You example is a little confusing from the use of the word "characters". I think glyphs would be more clear (U+1C4 is two glyphs). Though it might not actually be 2 glyphs, its dependent on how the font implements it.
At the end of the day, an OpenType font through substitutions can do far more crazy things than these "double glyph" examples. I once made a font that took a 3 letter acronym, substituted this for a hidden empty glyph in the font, then substituted this single hidden empty glyph into 20 glyphs. You were left with something like your U+1C4 in software where you could only highlight all 20 glyphs of none of them. And this was happening on text where all input code points were under 127. People often don't realize how much logic and complexity can be put into a font or how much the font is responsible for doing.
"Squiggles" is my preferred word here. There are a bunch of technical terms like Glyph and Codepoint and Grapheme, but I find squiggles are often what somebody wanted when they used something that works on "characters" and are disappointed with the results.
Advice elsewhere is correct. You almost certainly don't want anything in your high level language other than strings. No "array of characters" no slicing, all that stuff is probably smell.

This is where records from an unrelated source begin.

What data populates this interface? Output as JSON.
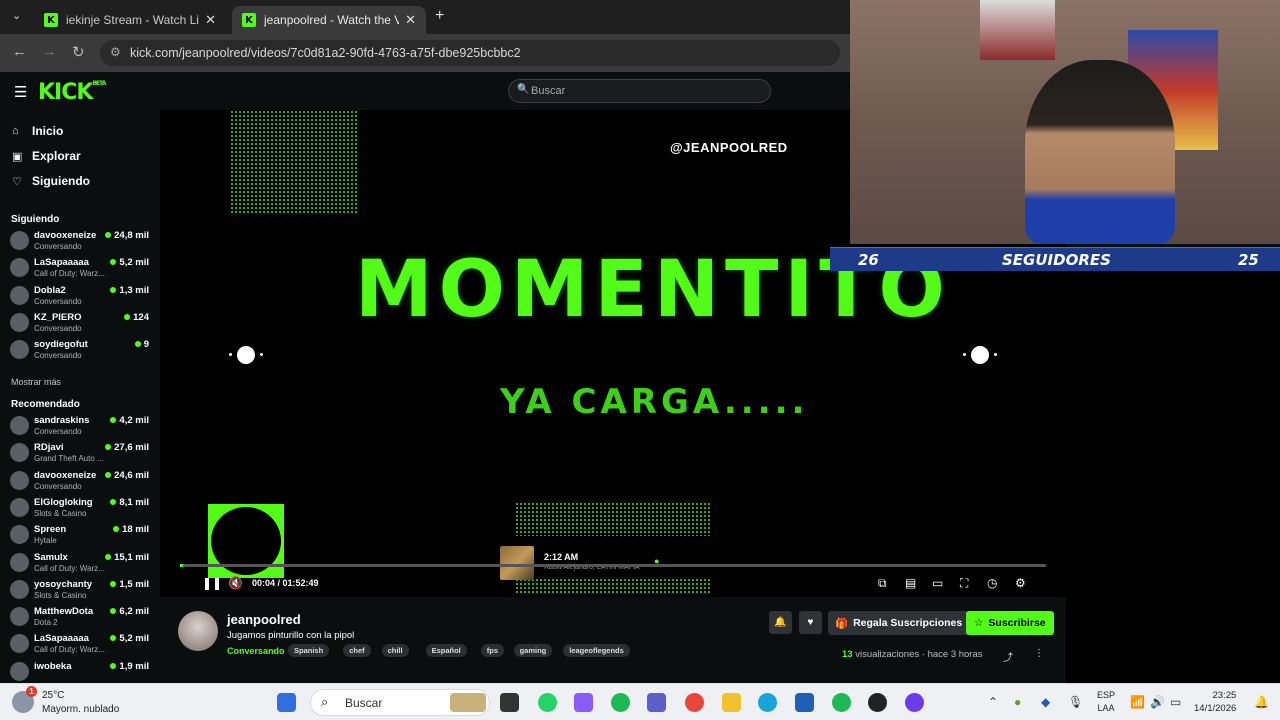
{
  "browser": {
    "tabs": [
      {
        "title": "iekinje Stream - Watch Live on Kick",
        "active": false
      },
      {
        "title": "jeanpoolred - Watch the VOD on Kick",
        "active": true
      }
    ],
    "new_tab": "+",
    "url": "kick.com/jeanpoolred/videos/7c0d81a2-90fd-4763-a75f-dbe925bcbbc2"
  },
  "kick": {
    "logo": "KICK",
    "logo_sup": "BETA",
    "search_placeholder": "Buscar",
    "accent": "#53fc18"
  },
  "sidebar": {
    "nav": [
      {
        "label": "Inicio",
        "icon": "home-icon"
      },
      {
        "label": "Explorar",
        "icon": "explore-icon"
      },
      {
        "label": "Siguiendo",
        "icon": "heart-icon"
      }
    ],
    "following_title": "Siguiendo",
    "following": [
      {
        "name": "davooxeneize",
        "category": "Conversando",
        "viewers": "24,8 mil"
      },
      {
        "name": "LaSapaaaaa",
        "category": "Call of Duty: Warz...",
        "viewers": "5,2 mil"
      },
      {
        "name": "Dobla2",
        "category": "Conversando",
        "viewers": "1,3 mil"
      },
      {
        "name": "KZ_PIERO",
        "category": "Conversando",
        "viewers": "124"
      },
      {
        "name": "soydiegofut",
        "category": "Conversando",
        "viewers": "9"
      }
    ],
    "show_more": "Mostrar más",
    "recommended_title": "Recomendado",
    "recommended": [
      {
        "name": "sandraskins",
        "category": "Conversando",
        "viewers": "4,2 mil"
      },
      {
        "name": "RDjavi",
        "category": "Grand Theft Auto ...",
        "viewers": "27,6 mil"
      },
      {
        "name": "davooxeneize",
        "category": "Conversando",
        "viewers": "24,6 mil"
      },
      {
        "name": "ElGlogloking",
        "category": "Slots & Casino",
        "viewers": "8,1 mil"
      },
      {
        "name": "Spreen",
        "category": "Hytale",
        "viewers": "18 mil"
      },
      {
        "name": "Samulx",
        "category": "Call of Duty: Warz...",
        "viewers": "15,1 mil"
      },
      {
        "name": "yosoychanty",
        "category": "Slots & Casino",
        "viewers": "1,5 mil"
      },
      {
        "name": "MatthewDota",
        "category": "Dota 2",
        "viewers": "6,2 mil"
      },
      {
        "name": "LaSapaaaaa",
        "category": "Call of Duty: Warz...",
        "viewers": "5,2 mil"
      },
      {
        "name": "iwobeka",
        "category": "",
        "viewers": "1,9 mil"
      }
    ]
  },
  "video": {
    "handle": "@JEANPOOLRED",
    "headline": "MOMENTITO",
    "subline": "YA CARGA.....",
    "now_playing_time": "2:12 AM",
    "now_playing_artist": "Rauw Alejandro, LATIN MAFIA",
    "time": "00:04 / 01:52:49",
    "progress": 0.001,
    "followers_left": "26",
    "followers_label": "SEGUIDORES",
    "followers_right": "25"
  },
  "info": {
    "streamer": "jeanpoolred",
    "title": "Jugamos pinturillo con la pipol",
    "category": "Conversando",
    "tags": [
      "Spanish",
      "chef",
      "chill",
      "Español",
      "fps",
      "gaming",
      "leageoflegends"
    ],
    "gift_label": "Regala Suscripciones",
    "subscribe_label": "Suscribirse",
    "views_count": "13",
    "views_label": "visualizaciones",
    "ago": "hace 3 horas"
  },
  "taskbar": {
    "weather_temp": "25°C",
    "weather_desc": "Mayorm. nublado",
    "weather_badge": "1",
    "search": "Buscar",
    "lang1": "ESP",
    "lang2": "LAA",
    "time": "23:25",
    "date": "14/1/2026"
  }
}
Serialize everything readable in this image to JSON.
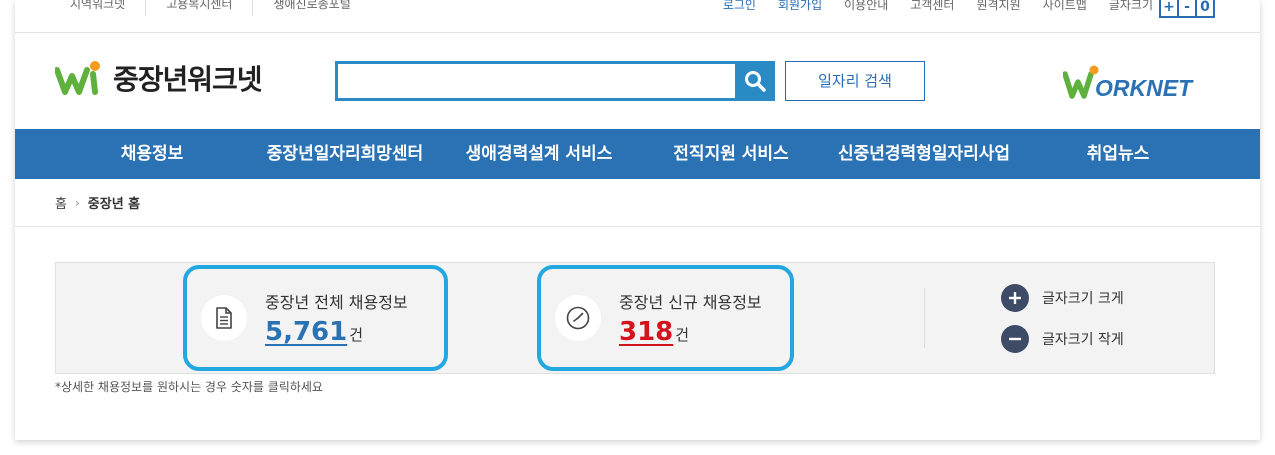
{
  "utility_left": [
    "지역워크넷",
    "고용복지센터",
    "생애진로종포털"
  ],
  "utility_right": [
    {
      "label": "로그인",
      "highlight": true
    },
    {
      "label": "회원가입",
      "highlight": true
    },
    {
      "label": "이용안내",
      "highlight": false
    },
    {
      "label": "고객센터",
      "highlight": false
    },
    {
      "label": "원격지원",
      "highlight": false
    },
    {
      "label": "사이트맵",
      "highlight": false
    },
    {
      "label": "글자크기",
      "highlight": false
    }
  ],
  "font_size_buttons": [
    "+",
    "-",
    "0"
  ],
  "logo": {
    "text": "중장년워크넷"
  },
  "search": {
    "placeholder": "",
    "button_label": "일자리 검색"
  },
  "worknet_logo": {
    "text": "ORKNET"
  },
  "nav": [
    "채용정보",
    "중장년일자리희망센터",
    "생애경력설계 서비스",
    "전직지원 서비스",
    "신중년경력형일자리사업",
    "취업뉴스"
  ],
  "breadcrumb": {
    "home": "홈",
    "current": "중장년 홈"
  },
  "stats": {
    "total": {
      "label": "중장년 전체 채용정보",
      "value": "5,761",
      "unit": "건"
    },
    "new": {
      "label": "중장년 신규 채용정보",
      "value": "318",
      "unit": "건"
    }
  },
  "font_controls": {
    "larger": "글자크기 크게",
    "smaller": "글자크기 작게"
  },
  "note": "*상세한 채용정보를 원하시는 경우 숫자를 클릭하세요",
  "colors": {
    "primary": "#2a72b4",
    "accent": "#23a7e0",
    "red": "#d4141d",
    "green": "#5fb13d",
    "orange": "#f39c1f"
  }
}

They're like the API in many crypto libraries for doing ECB symmetric encryption. 99% of people using it would have been better off if the Stack Overflow answer they're about to read is explaining what they should be doing instead.

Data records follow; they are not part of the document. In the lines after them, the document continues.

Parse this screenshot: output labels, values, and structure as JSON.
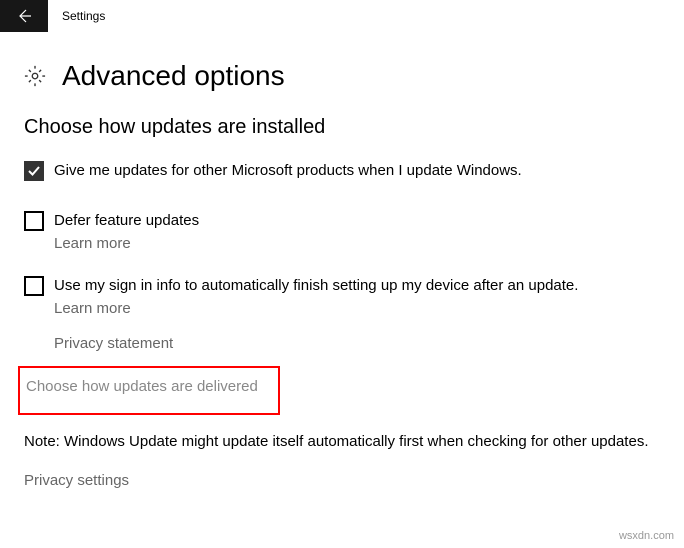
{
  "header": {
    "title": "Settings"
  },
  "page": {
    "title": "Advanced options"
  },
  "section": {
    "heading": "Choose how updates are installed"
  },
  "options": {
    "msProducts": {
      "label": "Give me updates for other Microsoft products when I update Windows.",
      "checked": true
    },
    "defer": {
      "label": "Defer feature updates",
      "learnMore": "Learn more",
      "checked": false
    },
    "signIn": {
      "label": "Use my sign in info to automatically finish setting up my device after an update.",
      "learnMore": "Learn more",
      "checked": false
    }
  },
  "links": {
    "privacyStatement": "Privacy statement",
    "deliveryOptimization": "Choose how updates are delivered",
    "privacySettings": "Privacy settings"
  },
  "note": "Note: Windows Update might update itself automatically first when checking for other updates.",
  "watermark": "wsxdn.com"
}
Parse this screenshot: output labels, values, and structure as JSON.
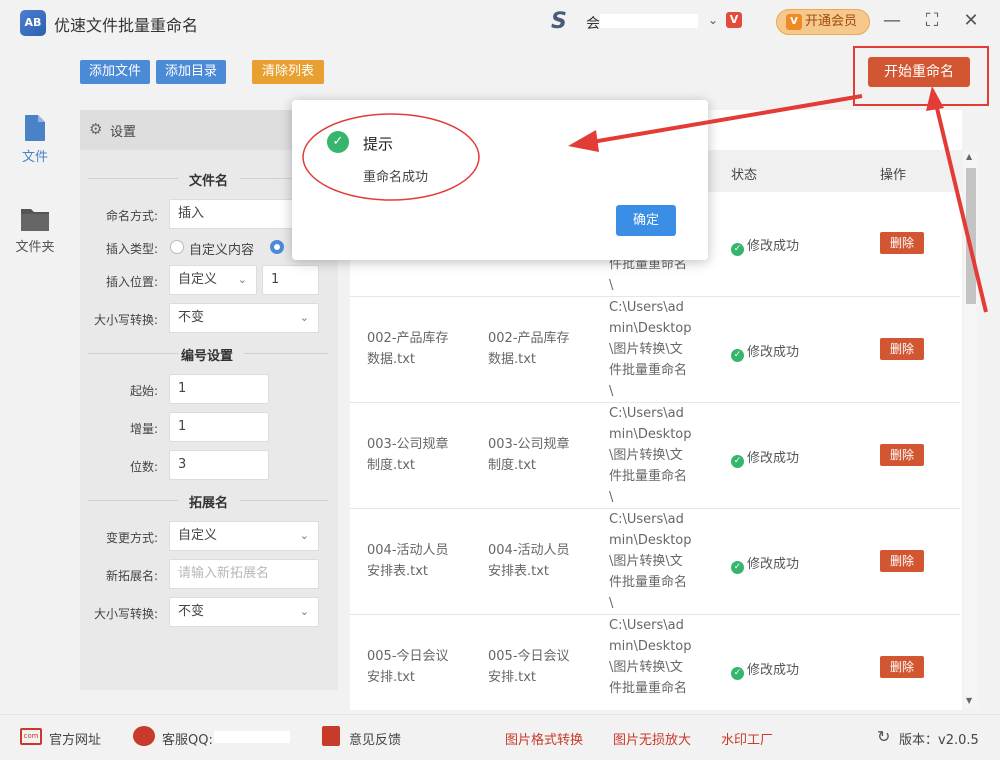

No, "characters" is the correct term; U+1C4 is two characters: latin-capital-d followed by latin-capital-z-with-caron (or whatever you want to call the little v thing). As you note, this means that non-buggy fonts will generally use two glyphs to render it, but that's a implementation detail; a font could process the entire word "the" as one glyph, or render "m" as dotless-i + right-half-of-n + right-half-of-n, but that wouldn't affect how many characters either string has.
Using characters is confusing because I don't know if you mean before or after shaping. U+1C4 is unquestionably a single Unicode code point. I've heard people call this 1 logical character. Other people might say how many characters it requires for encoding in UTF-8 or in UTF-16. After shaping, some people might say it is 1 or 2 "shaped characters". It's all horribly confusing. I find using the term code point more precise.
There's no shaping involved; I'm not talking about the implementation details of the rendering algorithm. There is a D, followed by a Ž. This only seems confusing because Unicode (and - to be fair - other, earlier character encodings) willfully misinterprets the term "character" for self-serving purposes.
It's ambigous how to encode latin-small-a-with-ring-above (U+E4 vs U+61,U+30A). Decoding is also ambigous (most infamously Han grapheme clusters), but I'm not fluent enough in any of the affected languages to have a ready example.
Also, that's seven code points, not five.